Quizá ante el pertinente y oportuno silencio oficial y oficioso de la Conferencia Episcopal, al estratega informativo de turno no se le ocurrió otra manera de conocer cuál es la reacción de la Iglesia ante las acusaciones de la vicepresidenta del Gobierno, María Teresa Fernández de la Vega, que sentarse en el banco de la Basílica de san Miguel, en Madrid, y suponemos que con más que atenuada devoción, tomar nota de lo que el sacerdote decía a los fieles. Ya nos maliciamos al ministro de turno diciendo a quien corresponda, cuando se sienten en la mesa del diálogo, aquello de que mirad cómo actuáis que los curas llaman desde los púlpitos a los cristianos a la movilización… de conciencias, suponemos. Algún medio se ha preocupado por saber si el periodistas de la SER se acreditó convenientemente ante el sacerdote, en la sacristía o en el confesionario del templo madrileño. No consta que ningún periodista se presentara como tal y dijera que su presencia era algo más que pura y sana devoción.
Si el Grupo PRISA y los que escribe sus dictados piensan que todo vale contra la Iglesia, se equivocan. Quizá no nos debiera sorprender este extremo, dado que una de las características más generalizadas de las técnicas propagandísticas el marxismo-leninismo es la aceptación práctica de que el fin justifica todos los medios, y los miedos, lo que conduce a la generalización de la mentira y a la sistematización del engaño y la perversión moral de las conciencias. Además, en el caso que nos ocupa de una descontextualización galopante de la frase del predicador de turno. Pues anda que no tienen los de la SER horas y horas de homilías por toda España, con sacerdotes de las más variadas procedencias, sensibilidades, estilos y formas de predicar, para sacar titulares.
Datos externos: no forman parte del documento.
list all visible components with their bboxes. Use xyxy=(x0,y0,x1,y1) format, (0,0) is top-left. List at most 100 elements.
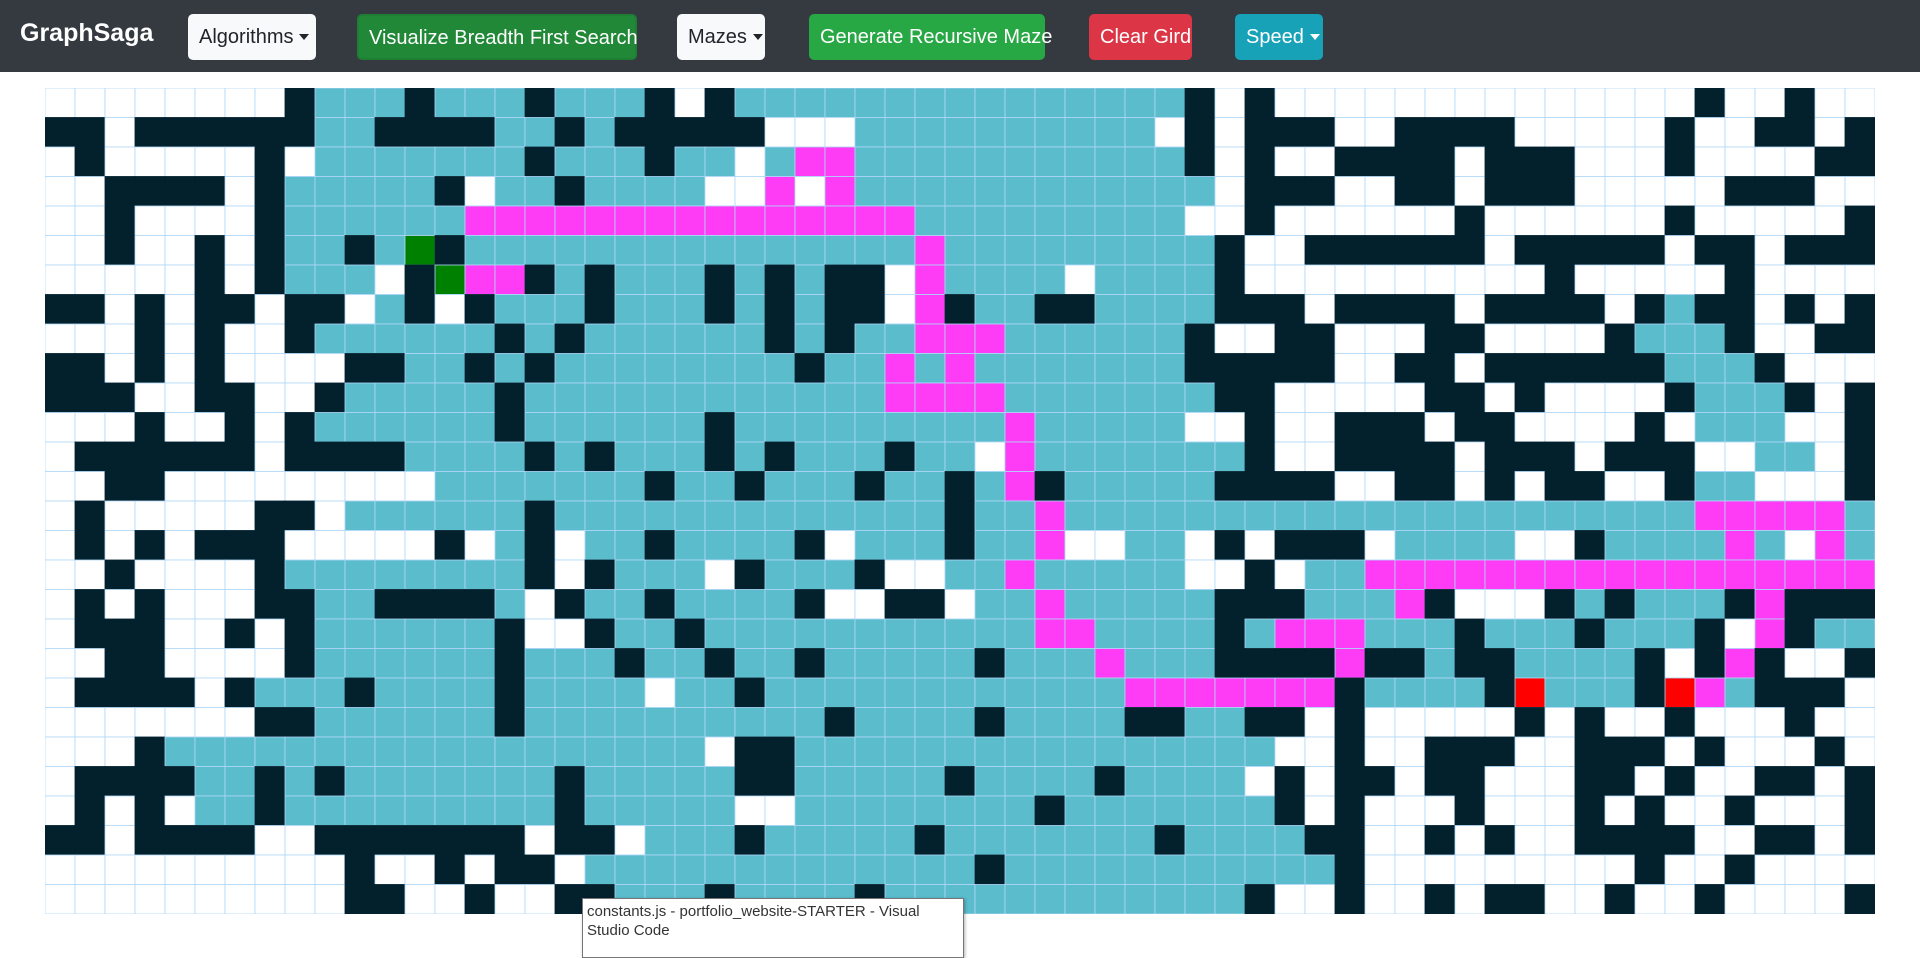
grid-cell-visited[interactable] xyxy=(914,176,946,207)
grid-cell-visited[interactable] xyxy=(554,264,586,295)
grid-cell-wall[interactable] xyxy=(1574,294,1606,325)
grid-cell-empty[interactable] xyxy=(1604,707,1636,738)
grid-cell-wall[interactable] xyxy=(1754,353,1786,384)
grid-cell-wall[interactable] xyxy=(1724,323,1756,354)
grid-cell-visited[interactable] xyxy=(554,88,586,118)
grid-cell-wall[interactable] xyxy=(164,441,196,472)
grid-cell-path[interactable] xyxy=(794,146,826,177)
grid-cell-visited[interactable] xyxy=(434,441,466,472)
grid-cell-visited[interactable] xyxy=(854,235,886,266)
grid-cell-visited[interactable] xyxy=(644,766,676,797)
grid-cell-wall[interactable] xyxy=(74,353,106,384)
grid-cell-empty[interactable] xyxy=(524,825,556,856)
grid-cell-empty[interactable] xyxy=(1784,736,1816,767)
grid-cell-visited[interactable] xyxy=(914,766,946,797)
grid-cell-visited[interactable] xyxy=(974,235,1006,266)
grid-cell-wall[interactable] xyxy=(1544,176,1576,207)
grid-cell-visited[interactable] xyxy=(674,471,706,502)
grid-cell-path[interactable] xyxy=(1544,559,1576,590)
grid-cell-visited[interactable] xyxy=(764,500,796,531)
grid-cell-empty[interactable] xyxy=(1814,88,1846,118)
grid-cell-empty[interactable] xyxy=(1304,294,1336,325)
grid-cell-visited[interactable] xyxy=(1184,500,1216,531)
grid-cell-empty[interactable] xyxy=(944,589,976,620)
grid-cell-empty[interactable] xyxy=(74,648,106,679)
grid-cell-empty[interactable] xyxy=(164,412,196,443)
grid-cell-wall[interactable] xyxy=(734,736,766,767)
grid-cell-empty[interactable] xyxy=(254,854,286,885)
grid-cell-wall[interactable] xyxy=(45,353,76,384)
grid-cell-path[interactable] xyxy=(944,353,976,384)
grid-cell-wall[interactable] xyxy=(644,589,676,620)
grid-cell-visited[interactable] xyxy=(254,677,286,708)
grid-cell-visited[interactable] xyxy=(704,471,736,502)
grid-cell-wall[interactable] xyxy=(374,825,406,856)
grid-cell-wall[interactable] xyxy=(524,441,556,472)
grid-cell-empty[interactable] xyxy=(1814,795,1846,826)
grid-cell-empty[interactable] xyxy=(1394,88,1426,118)
grid-cell-visited[interactable] xyxy=(1064,648,1096,679)
grid-cell-wall[interactable] xyxy=(1364,766,1396,797)
grid-cell-visited[interactable] xyxy=(794,736,826,767)
grid-cell-empty[interactable] xyxy=(45,323,76,354)
grid-cell-wall[interactable] xyxy=(1304,648,1336,679)
grid-cell-empty[interactable] xyxy=(1484,795,1516,826)
grid-cell-wall[interactable] xyxy=(104,618,136,649)
grid-cell-visited[interactable] xyxy=(1664,294,1696,325)
grid-cell-wall[interactable] xyxy=(1844,766,1875,797)
grid-cell-wall[interactable] xyxy=(464,825,496,856)
grid-cell-path[interactable] xyxy=(854,205,886,236)
grid-cell-visited[interactable] xyxy=(1124,825,1156,856)
grid-cell-wall[interactable] xyxy=(1844,825,1875,856)
grid-cell-wall[interactable] xyxy=(1724,264,1756,295)
grid-cell-empty[interactable] xyxy=(794,117,826,148)
grid-cell-wall[interactable] xyxy=(1574,736,1606,767)
grid-cell-wall[interactable] xyxy=(1514,176,1546,207)
grid-cell-visited[interactable] xyxy=(344,146,376,177)
grid-cell-wall[interactable] xyxy=(1664,117,1696,148)
grid-cell-visited[interactable] xyxy=(374,205,406,236)
grid-cell-empty[interactable] xyxy=(1244,264,1276,295)
grid-cell-wall[interactable] xyxy=(494,707,526,738)
visualize-button[interactable]: Visualize Breadth First Search xyxy=(357,14,638,60)
grid-cell-visited[interactable] xyxy=(194,795,226,826)
grid-cell-wall[interactable] xyxy=(464,294,496,325)
grid-cell-visited[interactable] xyxy=(734,412,766,443)
grid-cell-wall[interactable] xyxy=(1844,884,1875,915)
grid-cell-path[interactable] xyxy=(914,264,946,295)
grid-cell-wall[interactable] xyxy=(1334,677,1366,708)
grid-cell-visited[interactable] xyxy=(1634,500,1666,531)
grid-cell-visited[interactable] xyxy=(1184,884,1216,915)
grid-cell-visited[interactable] xyxy=(1844,530,1875,561)
grid-cell-visited[interactable] xyxy=(674,382,706,413)
grid-cell-visited[interactable] xyxy=(344,766,376,797)
grid-cell-wall[interactable] xyxy=(1424,884,1456,915)
grid-cell-wall[interactable] xyxy=(1184,117,1216,148)
grid-cell-visited[interactable] xyxy=(434,736,466,767)
grid-cell-visited[interactable] xyxy=(1094,736,1126,767)
grid-cell-empty[interactable] xyxy=(794,176,826,207)
grid-cell-empty[interactable] xyxy=(74,88,106,118)
grid-cell-wall[interactable] xyxy=(194,117,226,148)
grid-cell-visited[interactable] xyxy=(1004,795,1036,826)
grid-cell-empty[interactable] xyxy=(1304,382,1336,413)
grid-cell-empty[interactable] xyxy=(1754,707,1786,738)
grid-cell-visited[interactable] xyxy=(854,382,886,413)
grid-cell-visited[interactable] xyxy=(524,736,556,767)
grid-cell-empty[interactable] xyxy=(1304,795,1336,826)
grid-cell-visited[interactable] xyxy=(794,412,826,443)
grid-cell-visited[interactable] xyxy=(944,618,976,649)
grid-cell-wall[interactable] xyxy=(314,766,346,797)
grid-cell-wall[interactable] xyxy=(824,294,856,325)
grid-cell-empty[interactable] xyxy=(164,795,196,826)
grid-cell-visited[interactable] xyxy=(404,648,436,679)
grid-cell-empty[interactable] xyxy=(284,530,316,561)
grid-cell-path[interactable] xyxy=(1334,618,1366,649)
grid-cell-path[interactable] xyxy=(1724,559,1756,590)
grid-cell-empty[interactable] xyxy=(1304,412,1336,443)
grid-cell-visited[interactable] xyxy=(944,264,976,295)
grid-cell-visited[interactable] xyxy=(1244,854,1276,885)
grid-cell-wall[interactable] xyxy=(734,825,766,856)
grid-cell-wall[interactable] xyxy=(1574,235,1606,266)
grid-cell-visited[interactable] xyxy=(1154,530,1186,561)
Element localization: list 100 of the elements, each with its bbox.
Si a este fenómeno social inducido por el poder, se le añade la manipulación y generalización de la historia con estereotipos más que manidos, nos encontramos con la imagen que desde el socialismo se quiere ofrecer de la Iglesia hoy, en España, como fuente deslegitimadora de su presencia y de su discurso público. No es casual que cuando a los ministros socialistas se les suelta el pelo de la espontaneidad, nos brinden consideraciones tales como la teoría de la casposidad de la Iglesia, de José Blanco, o la de los poderes reaccionarios –curas y jueces- de la vicepresidenta, en un alarde de radicalización del discurso laicista digno de las antologías del buen gobierno, con talante y para todos los ciudadanos. Menos mal, por cierto, que la señora dos habló de los jueces y de los curas, y se olvidó de los militares, acaso porque esa gestión y ese negociado le ha sido encomendado al católico ministro José Bono.